For many patients recovering from COVID-19, discharge from the hospital is only the first battle in their recovery. Patients are left with symptoms that range from decreased endurance, poor strength, decreased pulmonary function and a cognitive “fog.”
If patients were intubated or experienced a stay in the ICU, this can bring on further challenges with dysphagia and cognitive deficits. Therapists and assistants across physical and occupational therapy, as well as speech language pathologists, are playing a vital role in rehabbing patients to their prior level of function following this virus.
With COVID-19’s complications, therapists’ goals are shifting to how they can address pulmonary rehabilitation. Here is a look at the role physical and occupational therapy is playing to help improve endurance and pulmonary function.

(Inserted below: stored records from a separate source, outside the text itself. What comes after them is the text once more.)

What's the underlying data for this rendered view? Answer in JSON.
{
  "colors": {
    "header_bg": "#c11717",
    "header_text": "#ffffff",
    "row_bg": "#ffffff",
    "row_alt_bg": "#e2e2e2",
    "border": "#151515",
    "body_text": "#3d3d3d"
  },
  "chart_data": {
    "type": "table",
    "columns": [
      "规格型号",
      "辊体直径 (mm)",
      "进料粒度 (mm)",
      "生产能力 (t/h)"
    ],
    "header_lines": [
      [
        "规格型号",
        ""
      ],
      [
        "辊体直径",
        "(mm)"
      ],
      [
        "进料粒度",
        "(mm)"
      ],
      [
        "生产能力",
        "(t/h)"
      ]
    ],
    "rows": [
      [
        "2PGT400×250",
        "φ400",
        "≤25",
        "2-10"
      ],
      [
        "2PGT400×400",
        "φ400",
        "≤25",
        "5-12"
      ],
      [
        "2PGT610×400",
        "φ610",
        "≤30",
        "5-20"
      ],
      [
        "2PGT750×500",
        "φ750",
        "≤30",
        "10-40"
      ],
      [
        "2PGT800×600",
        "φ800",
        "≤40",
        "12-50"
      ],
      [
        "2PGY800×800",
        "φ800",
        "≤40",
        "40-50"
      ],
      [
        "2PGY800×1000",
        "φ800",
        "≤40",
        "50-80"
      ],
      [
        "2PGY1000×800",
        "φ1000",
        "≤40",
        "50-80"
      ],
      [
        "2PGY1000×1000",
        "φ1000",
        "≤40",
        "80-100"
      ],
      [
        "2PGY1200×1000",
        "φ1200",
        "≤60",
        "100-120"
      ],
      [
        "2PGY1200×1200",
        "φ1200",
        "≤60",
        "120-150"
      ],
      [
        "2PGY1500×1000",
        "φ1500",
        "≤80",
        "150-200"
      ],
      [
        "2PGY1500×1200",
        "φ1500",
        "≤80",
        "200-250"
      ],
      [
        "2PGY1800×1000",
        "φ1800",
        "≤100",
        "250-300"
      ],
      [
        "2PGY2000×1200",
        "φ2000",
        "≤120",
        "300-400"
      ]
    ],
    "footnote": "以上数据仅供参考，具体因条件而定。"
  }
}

Therapists are employing energy conservation education and airway clearance techniques to help a patient cope while their lungs heal. Breathing exercises to improve lung function and respiratory muscles may include diaphragmatic breathing, pursed lip breathing, and coughing training. Some facilities are implementing handheld respiratory muscle trainers for resistance training of inspiratory and expiratory muscles. Flexibility is important to improve posture and maximize lung expansion, especially with increased periods of sedation.
A recent randomized control trial looked at the effects of a six-week respiratory rehabilitation program in elderly with COVID-19. Results found improvements in respiratory function, quality of life, anxiety and depression in patients that were positive without COPD that underwent the respiratory program.1
It is also important to assess cognition, memory and any possibilities of dysphagia in these patient’s rehabilitation plans of care. Patients that have admissions from ICU’s are at increased risk for post-intensive care syndrome, meaning they are more likely to suffer increased physical and cognitive effects as well as psychological. Occupational therapy can help patients with self-management, task specific training, activities of daily living, and improving the overall functional impact from such trauma.
Working on technological solutions to keep in touch with loved ones, can make a big impact on a patients mental health. Speech therapy can screen for risks of aspiration and post-intubation complications. Both professions are important for memory, cognition, and improving communication.
Continuing to address therapy needs for non-COVID-19 patients
We must not forget the patients that are high-risk, who continue to need therapy but are not recovering from COVID-19. Nationwide, a variety of steps have been implemented to keep residents as safe as possible. Due to the pandemic, therapy is often being delivered in a patient’s room or only when safe social distance can be maintained within the therapy gym. This has placed an increased importance on the types of tools a therapist utilizes to decrease exposure.
Single-patient use items and cost effective items that can be left in the room, personal protective equipment, and portable and easily disinfected equipment have all become an important part of delivery therapy services. Creativity and resourcefulness plays an important role as well as therapists try to utilize what is within a patient’s room to meet their needs.
Therapy has quickly adapted to meet the needs of their patients as all three disciplines work to help their patients return to life before COVID-19.
Liu, Kai et al. “Respiratory rehabilitation in elderly patients with COVID-19: A randomized controlled study.” Complimentary therapist in clinical practice vol. 39 (2020): 101166. Doi:10.1016/j.ctp2020. 101166.
Jaime Stoffer is clinical program development manager for Medline’s rehabilitation and therapy division.